DBSCAN is a density-based clustering algorithm. It groups points that are packed closely together and marks isolated points as noise.

Unlike K-means, DBSCAN does not require choosing the number of clusters ahead of time.

Core Ideas

DBSCAN uses two main parameters:

eps: neighborhood radius.
min_samples: minimum points needed to form a dense region.

Point types:

Core point: has at least min_samples points within eps.
Border point: reachable from a core point but not dense enough itself.
Noise point: not reachable from dense regions.

When DBSCAN Helps

Use DBSCAN when:

Clusters have irregular shapes.
Noise detection matters.
Number of clusters is unknown.
Density is meaningful in the feature space.

Examples:

Geographic clusters.
Sensor anomalies.
Spatial event detection.

Parameter Choice

The hardest part is choosing eps.

Common approach:

Compute distance to the k-th nearest neighbor.
Sort those distances.
Look for an elbow in the curve.

Feature scaling matters.
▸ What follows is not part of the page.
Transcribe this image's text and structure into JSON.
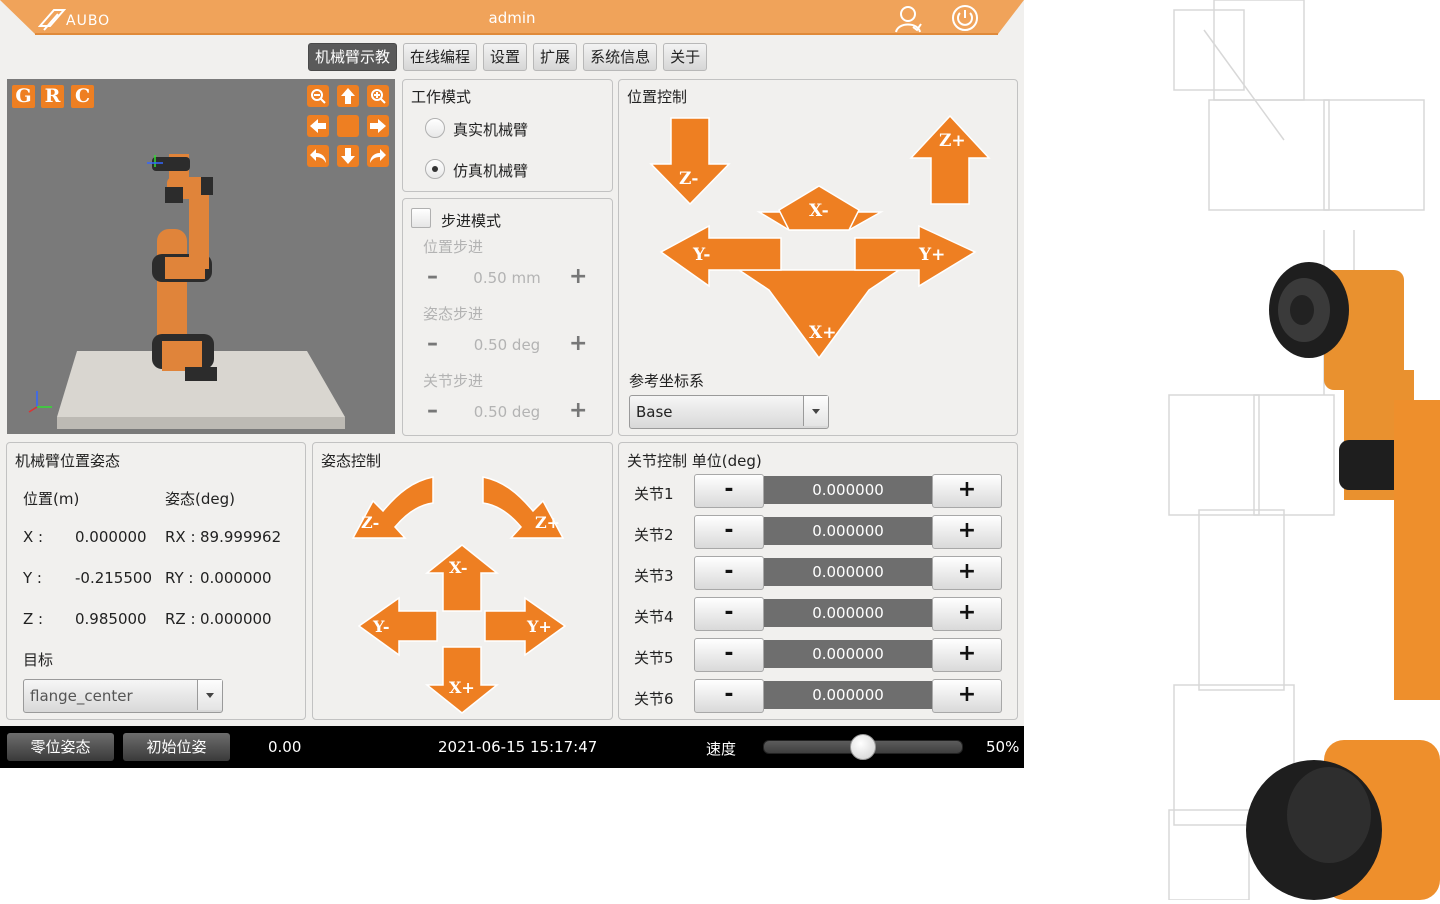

If one feature dominates distance, DBSCAN will cluster mostly by that feature.

Limitations

DBSCAN struggles when:

Clusters have very different densities.
Data is high-dimensional.
Distance is not meaningful.
eps is difficult to choose.

In high dimensions, consider dimensionality reduction or another method.

Closing

DBSCAN is valuable because it finds dense regions and labels noise. It is a strong choice for spatial or density-shaped clustering problems, but it depends heavily on meaningful distances and good parameter choices.